Arbitrary cost thresholds – any specific dollar figure applied as a universal rule – tell you almost nothing without context. A $1M infrastructure bill means something very different for a ten-person startup than a two-hundred-person company running regulated workloads. Benchmarks without context are decoration.
The “simplify everything to the minimum” instinct also deserves scrutiny. Complexity that was introduced carelessly should be removed. But complexity that exists because the problem is genuinely complex is a different matter. Martin Fowler’s framing on technical debt is useful here – there’s a difference between debt you took on deliberately with a plan to repay it, and debt you accumulated through carelessness. Treating them the same way leads to bad decisions. Simplifying a system that isn’t actually too complex creates its own costs: lost capability, rework, and the organizational knowledge you burn to get there.

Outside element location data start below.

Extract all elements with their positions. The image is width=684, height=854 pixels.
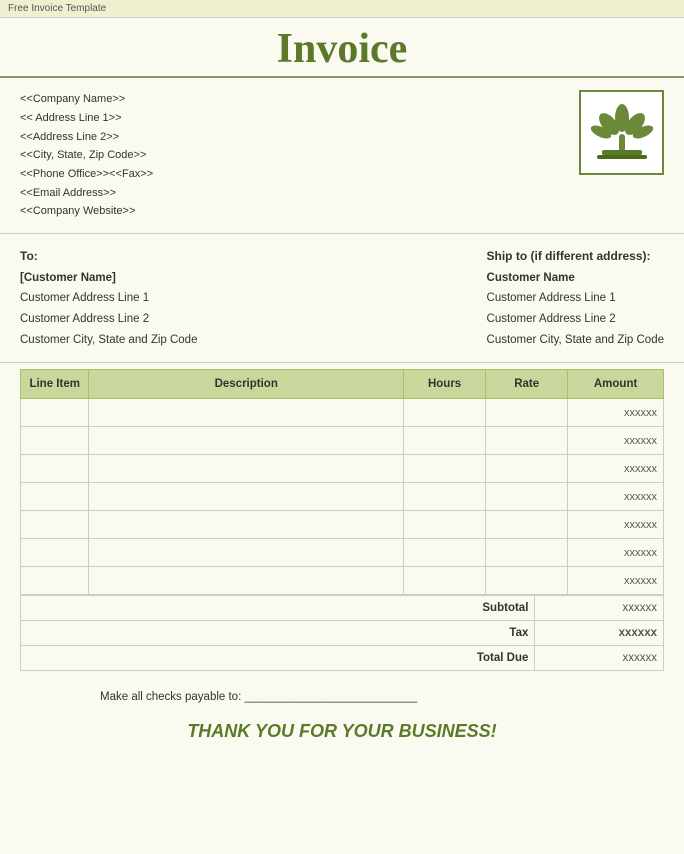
table-row: xxxxxx — [21, 539, 664, 567]
totaldue-value: xxxxxx — [535, 646, 664, 671]
ship-to-label: Ship to (if different address): — [487, 246, 664, 268]
cell-rate-1 — [486, 427, 568, 455]
bill-customer-name: [Customer Name] — [20, 268, 197, 289]
cell-hours-4 — [404, 511, 486, 539]
subtotal-row: Subtotal xxxxxx — [21, 596, 664, 621]
cell-amount-0: xxxxxx — [568, 399, 664, 427]
subtotal-label: Subtotal — [21, 596, 535, 621]
cell-desc-4 — [89, 511, 404, 539]
cell-lineitem-1 — [21, 427, 89, 455]
ship-address1: Customer Address Line 1 — [487, 288, 664, 309]
cell-amount-6: xxxxxx — [568, 567, 664, 595]
cell-rate-0 — [486, 399, 568, 427]
thank-you: THANK YOU FOR YOUR BUSINESS! — [20, 721, 664, 742]
logo-svg — [587, 98, 657, 168]
top-bar-label: Free Invoice Template — [8, 3, 106, 14]
company-address1: << Address Line 1>> — [20, 109, 153, 128]
company-info: <<Company Name>> << Address Line 1>> <<A… — [20, 90, 153, 221]
tax-value: xxxxxx — [535, 621, 664, 646]
invoice-title: Invoice — [0, 26, 684, 72]
col-header-description: Description — [89, 370, 404, 399]
ship-to: Ship to (if different address): Customer… — [487, 246, 664, 350]
cell-lineitem-4 — [21, 511, 89, 539]
table-row: xxxxxx — [21, 427, 664, 455]
cell-amount-1: xxxxxx — [568, 427, 664, 455]
cell-rate-5 — [486, 539, 568, 567]
ship-address2: Customer Address Line 2 — [487, 309, 664, 330]
checks-payable: Make all checks payable to: ____________… — [20, 691, 664, 703]
cell-amount-4: xxxxxx — [568, 511, 664, 539]
cell-desc-5 — [89, 539, 404, 567]
table-row: xxxxxx — [21, 567, 664, 595]
cell-desc-6 — [89, 567, 404, 595]
company-phone: <<Phone Office>><<Fax>> — [20, 165, 153, 184]
bill-to: To: [Customer Name] Customer Address Lin… — [20, 246, 197, 350]
totaldue-row: Total Due xxxxxx — [21, 646, 664, 671]
cell-hours-2 — [404, 455, 486, 483]
cell-rate-2 — [486, 455, 568, 483]
cell-desc-2 — [89, 455, 404, 483]
totals-section: Subtotal xxxxxx Tax xxxxxx Total Due xxx… — [0, 595, 684, 671]
table-row: xxxxxx — [21, 399, 664, 427]
tax-row: Tax xxxxxx — [21, 621, 664, 646]
cell-rate-3 — [486, 483, 568, 511]
address-section: To: [Customer Name] Customer Address Lin… — [0, 234, 684, 363]
cell-hours-3 — [404, 483, 486, 511]
cell-amount-2: xxxxxx — [568, 455, 664, 483]
ship-customer-name: Customer Name — [487, 268, 664, 289]
cell-rate-4 — [486, 511, 568, 539]
cell-hours-5 — [404, 539, 486, 567]
cell-hours-1 — [404, 427, 486, 455]
company-city: <<City, State, Zip Code>> — [20, 146, 153, 165]
totaldue-label: Total Due — [21, 646, 535, 671]
totals-table: Subtotal xxxxxx Tax xxxxxx Total Due xxx… — [20, 595, 664, 671]
cell-hours-0 — [404, 399, 486, 427]
table-row: xxxxxx — [21, 455, 664, 483]
cell-lineitem-0 — [21, 399, 89, 427]
bill-city: Customer City, State and Zip Code — [20, 330, 197, 351]
table-header-row: Line Item Description Hours Rate Amount — [21, 370, 664, 399]
company-website: <<Company Website>> — [20, 202, 153, 221]
cell-amount-3: xxxxxx — [568, 483, 664, 511]
company-name: <<Company Name>> — [20, 90, 153, 109]
page-wrapper: Free Invoice Template Invoice <<Company … — [0, 0, 684, 854]
cell-amount-5: xxxxxx — [568, 539, 664, 567]
top-bar: Free Invoice Template — [0, 0, 684, 18]
cell-desc-1 — [89, 427, 404, 455]
company-address2: <<Address Line 2>> — [20, 128, 153, 147]
invoice-table: Line Item Description Hours Rate Amount … — [20, 369, 664, 595]
cell-lineitem-5 — [21, 539, 89, 567]
bill-to-label: To: — [20, 246, 197, 268]
company-logo-row: <<Company Name>> << Address Line 1>> <<A… — [0, 78, 684, 234]
company-logo — [579, 90, 664, 175]
footer-section: Make all checks payable to: ____________… — [0, 671, 684, 752]
col-header-amount: Amount — [568, 370, 664, 399]
ship-city: Customer City, State and Zip Code — [487, 330, 664, 351]
bill-address1: Customer Address Line 1 — [20, 288, 197, 309]
cell-rate-6 — [486, 567, 568, 595]
bill-address2: Customer Address Line 2 — [20, 309, 197, 330]
cell-desc-3 — [89, 483, 404, 511]
cell-lineitem-6 — [21, 567, 89, 595]
table-section: Line Item Description Hours Rate Amount … — [0, 369, 684, 595]
cell-desc-0 — [89, 399, 404, 427]
table-row: xxxxxx — [21, 483, 664, 511]
cell-lineitem-2 — [21, 455, 89, 483]
col-header-lineitem: Line Item — [21, 370, 89, 399]
col-header-hours: Hours — [404, 370, 486, 399]
table-row: xxxxxx — [21, 511, 664, 539]
header-section: Invoice — [0, 18, 684, 78]
tax-label: Tax — [21, 621, 535, 646]
cell-lineitem-3 — [21, 483, 89, 511]
col-header-rate: Rate — [486, 370, 568, 399]
cell-hours-6 — [404, 567, 486, 595]
subtotal-value: xxxxxx — [535, 596, 664, 621]
company-email: <<Email Address>> — [20, 184, 153, 203]
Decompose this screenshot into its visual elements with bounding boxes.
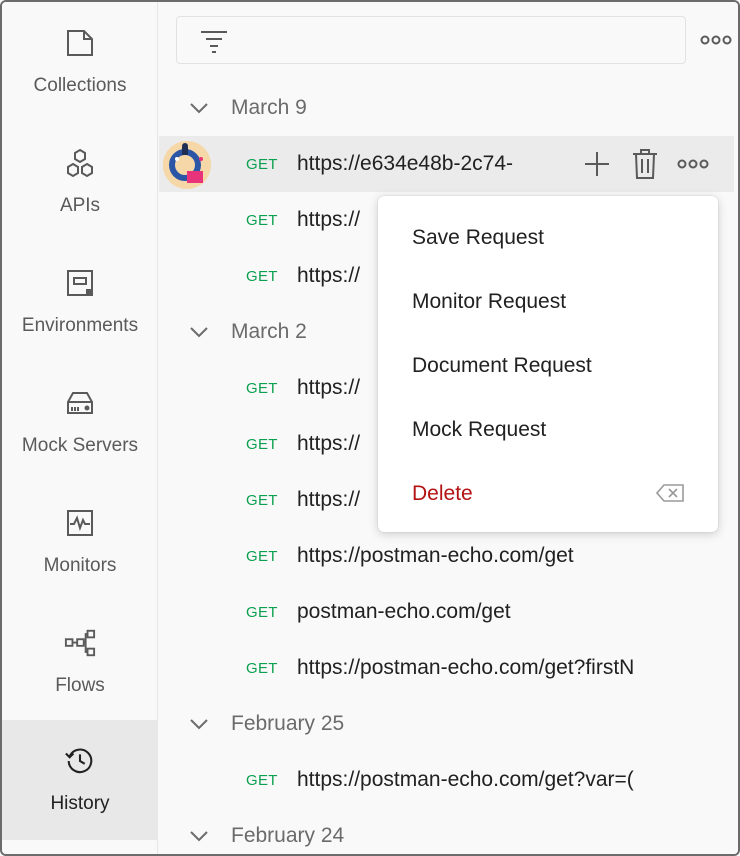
request-url: https:// [297, 208, 361, 231]
history-request-row[interactable]: GET https://e634e48b-2c74- [159, 136, 734, 192]
history-group-header[interactable]: March 2 [159, 312, 307, 352]
history-request-row[interactable]: GET https://postman-echo.com/get?firstN [159, 640, 738, 696]
history-group-title: March 9 [231, 96, 307, 119]
history-group-title: March 2 [231, 320, 307, 343]
request-url: https://e634e48b-2c74- [297, 152, 513, 175]
history-group-header[interactable]: March 9 [159, 88, 307, 128]
request-method: GET [246, 603, 278, 621]
environment-icon [64, 267, 96, 299]
sidebar-item-flows[interactable]: Flows [2, 602, 158, 722]
request-url: https://postman-echo.com/get [297, 544, 574, 567]
history-group-header[interactable]: February 24 [159, 816, 345, 854]
trash-icon[interactable] [629, 148, 661, 180]
sidebar-item-mock-servers[interactable]: Mock Servers [2, 362, 158, 482]
sidebar-item-label: Monitors [43, 555, 117, 576]
add-icon[interactable] [581, 148, 613, 180]
request-url: https://postman-echo.com/get?firstN [297, 656, 635, 679]
history-request-row[interactable]: GET https://postman-echo.com/get?var=( [159, 752, 738, 808]
mock-server-icon [64, 387, 96, 419]
history-icon [64, 745, 96, 777]
sidebar-item-label: Collections [33, 75, 127, 96]
menu-item-label: Delete [412, 482, 473, 505]
request-context-menu: Save Request Monitor Request Document Re… [378, 196, 718, 532]
history-request-row[interactable]: GET https://postman-echo.com/get [159, 528, 738, 584]
sidebar: Collections APIs Environments Mock Serve… [2, 2, 158, 854]
request-method: GET [246, 771, 278, 789]
menu-item-delete[interactable]: Delete [378, 462, 718, 526]
menu-item-label: Save Request [412, 226, 544, 249]
history-group-title: February 24 [231, 824, 345, 847]
request-method: GET [246, 547, 278, 565]
chevron-down-icon[interactable] [189, 102, 219, 114]
chevron-down-icon[interactable] [189, 326, 219, 338]
sidebar-item-label: Environments [21, 315, 139, 336]
request-method: GET [246, 155, 278, 173]
sidebar-item-environments[interactable]: Environments [2, 242, 158, 362]
menu-item-mock-request[interactable]: Mock Request [378, 398, 718, 462]
request-url: https://postman-echo.com/get?var=( [297, 768, 634, 791]
request-method: GET [246, 211, 278, 229]
sidebar-item-collections[interactable]: Collections [2, 2, 158, 122]
request-url: postman-echo.com/get [297, 600, 511, 623]
monitor-icon [64, 507, 96, 539]
history-group-title: February 25 [231, 712, 345, 735]
backspace-icon [655, 484, 684, 508]
filter-input[interactable] [176, 16, 686, 64]
sidebar-item-label: Mock Servers [21, 435, 139, 456]
menu-item-label: Mock Request [412, 418, 547, 441]
flows-icon [64, 627, 96, 659]
history-group-header[interactable]: February 25 [159, 704, 344, 744]
menu-item-save-request[interactable]: Save Request [378, 206, 718, 270]
app-window: Collections APIs Environments Mock Serve… [0, 0, 740, 856]
request-method: GET [246, 491, 278, 509]
apis-icon [64, 147, 96, 179]
chevron-down-icon[interactable] [189, 830, 219, 842]
sidebar-item-label: Flows [55, 675, 105, 696]
more-options-icon[interactable] [700, 30, 732, 50]
menu-item-document-request[interactable]: Document Request [378, 334, 718, 398]
sidebar-item-history[interactable]: History [2, 720, 158, 840]
collection-icon [64, 27, 96, 59]
request-method: GET [246, 659, 278, 677]
sidebar-item-apis[interactable]: APIs [2, 122, 158, 242]
request-url: https:// [297, 376, 361, 399]
menu-item-label: Monitor Request [412, 290, 567, 313]
chevron-down-icon[interactable] [189, 718, 219, 730]
menu-item-monitor-request[interactable]: Monitor Request [378, 270, 718, 334]
sidebar-item-monitors[interactable]: Monitors [2, 482, 158, 602]
avatar [163, 141, 211, 189]
request-method: GET [246, 267, 278, 285]
request-url: https:// [297, 432, 361, 455]
sidebar-item-label: History [50, 793, 110, 814]
request-method: GET [246, 435, 278, 453]
request-url: https:// [297, 488, 361, 511]
sidebar-item-label: APIs [59, 195, 101, 216]
history-request-row[interactable]: GET postman-echo.com/get [159, 584, 738, 640]
filter-icon[interactable] [199, 29, 229, 58]
more-options-icon[interactable] [677, 148, 709, 180]
menu-item-label: Document Request [412, 354, 592, 377]
request-url: https:// [297, 264, 361, 287]
request-method: GET [246, 379, 278, 397]
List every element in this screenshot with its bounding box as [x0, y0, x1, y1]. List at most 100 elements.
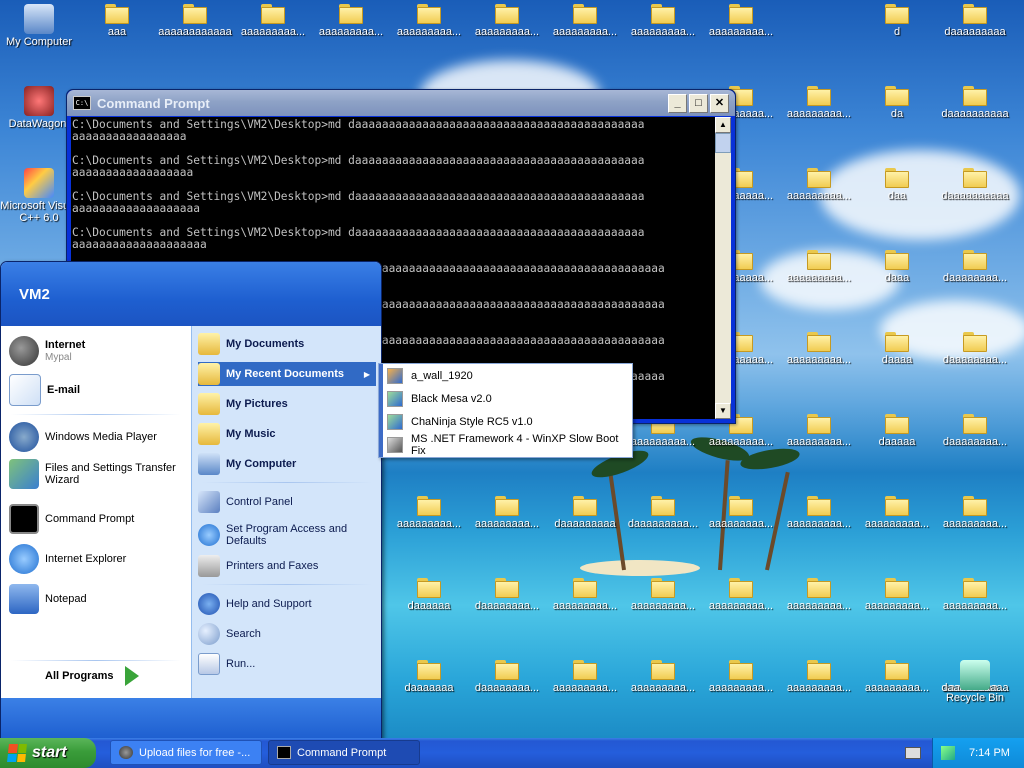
system-control-panel[interactable]: Control Panel [198, 490, 376, 514]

Over-engineering is real. So is premature simplification.
The pragmatic approach
Start with visibility. You can’t make good decisions about costs you can’t see. Tagging cloud resources by team or service, and making cost data available to engineers – not just finance – is the foundational step. The FinOps practice of shifting cost accountability closer to the teams generating it consistently produces better outcomes than top-down mandates.
Once you have visibility, prioritize. Logs and metrics retention are frequently over-provisioned and respond well to targeted review. Storage lifecycle policies are often missing entirely. These are high-return, low-risk places to start.
Architectural simplification is worth pursuing when the complexity is accidental – when nobody can explain why a component exists, or when a system has accreted layers over time without intention. But it should follow understanding, not precede it. Rewrite the thing you understand poorly and you’ll often reproduce the same problems in a cleaner wrapper.
The real question isn’t whether your infrastructure costs are too high in absolute terms. It’s whether the value you’re getting justifies the spend – and whether you have enough visibility to make that call.